Le ciel est la suprême expression de l’élévation ; la terre est la suprême expression de l’abaissement ; le soleil et la lune sont la suprême expression de la clarté ; l’illimité est la suprême expression de l’étendue ; l’homme saint est la suprême expression de la conduite raisonnable.

(Le rite) se sert des objets (donnés en présent) pour en déterminer l’usage, il se sert des marques d’estime fortes ou faibles pour en faire la politesse ; par le plus ou le moins, il fait les différences (entre le supérieur et l’inférieur) ; par l’augmentation ou la diminution, il rend à chacun ce qui lui est dû.

Quand les marques extérieures de la politesse sont multipliées, les sentiments et les désirs diminuent ; c’est l’exaltation du rite. Quand les marques extérieures de la politesse sont diminuées, les sentiments et les désirs sont multipliés ; c’est l’exténuation du rite. Les formes extérieures de la politesse (, d’une part), et les sentiments p.229 et les désirs (, d’autre part), sont, par rapport les uns aux autres, comme l’intérieur et l’extérieur, comme le dehors et le dedans. Quand ils vont de compagnie et se mêlent, c’est le cours moyen du rite. Le sage monte jusqu’à l’exaltation (du rite), descend jusqu’à son exténuation et demeure en son milieu.

Qu’il marche, qu’il coure, qu’il galope, qu’il aille à fond de train, (le sage) ne sort jamais (des limites du rite) ; c’est ainsi que le cœur du sage conserve comme un palais (intérieur, dans lequel les rites ne sont jamais violés).

Dans le domaine humain, observer ce domaine (des rites), c’est être un homme supérieur et un sage ; ceux qui sortent (de ce domaine des rites) sont le vulgaire.
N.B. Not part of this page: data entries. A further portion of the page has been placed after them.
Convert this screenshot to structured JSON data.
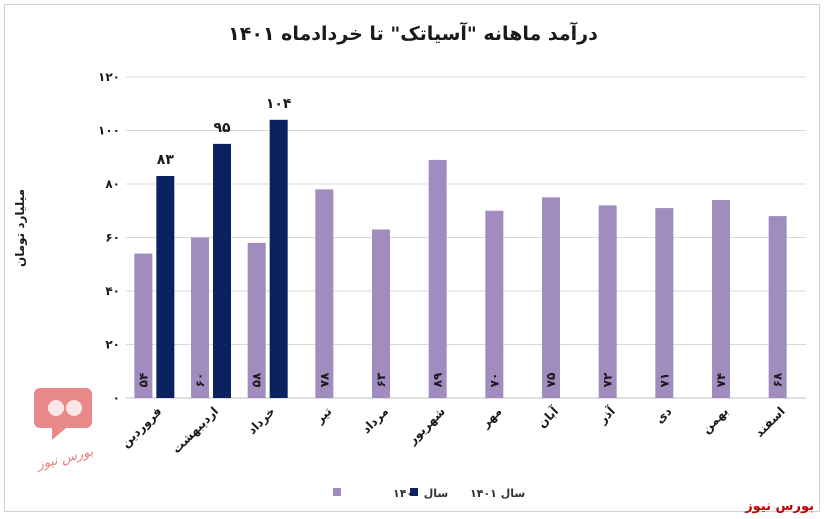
{
  "chart_data": {
    "type": "bar",
    "title": "درآمد ماهانه \"آسیاتک\" تا خردادماه ۱۴۰۱",
    "ylabel": "میلیارد تومان",
    "xlabel": "",
    "ylim": [
      0,
      120
    ],
    "yticks": [
      0,
      20,
      40,
      60,
      80,
      100,
      120
    ],
    "ytick_labels": [
      "۰",
      "۲۰",
      "۴۰",
      "۶۰",
      "۸۰",
      "۱۰۰",
      "۱۲۰"
    ],
    "grid": true,
    "legend_position": "bottom",
    "categories": [
      "فروردین",
      "اردیبهشت",
      "خرداد",
      "تیر",
      "مرداد",
      "شهریور",
      "مهر",
      "آبان",
      "آذر",
      "دی",
      "بهمن",
      "اسفند"
    ],
    "series": [
      {
        "name": "سال ۱۴۰۰",
        "color": "#a08cbf",
        "values": [
          54,
          60,
          58,
          78,
          63,
          89,
          70,
          75,
          72,
          71,
          74,
          68
        ],
        "labels": [
          "۵۴",
          "۶۰",
          "۵۸",
          "۷۸",
          "۶۳",
          "۸۹",
          "۷۰",
          "۷۵",
          "۷۲",
          "۷۱",
          "۷۴",
          "۶۸"
        ]
      },
      {
        "name": "سال ۱۴۰۱",
        "color": "#0b2260",
        "values": [
          83,
          95,
          104,
          null,
          null,
          null,
          null,
          null,
          null,
          null,
          null,
          null
        ],
        "labels": [
          "۸۳",
          "۹۵",
          "۱۰۴",
          null,
          null,
          null,
          null,
          null,
          null,
          null,
          null,
          null
        ]
      }
    ]
  },
  "credit": "بورس نیوز",
  "watermark_text": "بورس نیوز"
}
Ainsi donc, à l’intérieur (des rites), se mouvoir dans toute l’étendue (des rites) et faire que le courbe et le droit aient leurs rangs, c’est (la conduite de) l’homme saint.

Ainsi, la sincérité (du caractère) consiste dans la continuité des rites ; la grandeur consiste dans l’étendue des rites ; la hauteur consiste dans l’élévation des rites ; l’intelligence consiste dans l’épuisement des rites.]

Notes

(101. ) La Vertu dont il est ici question est le principe suprême qui anime tout l’univers ; elle est symbolisée, dans son être, par le Ciel et la Terre ; dans son action, par les quatre saisons. Tchang Cheou-tsie rapproche de ce début la phrase suivante de Confucius (Luen yu, liv. XVII, chap. XIX, § 3) :

« Les quatre saisons suivent leur cours et tous les êtres sont produits.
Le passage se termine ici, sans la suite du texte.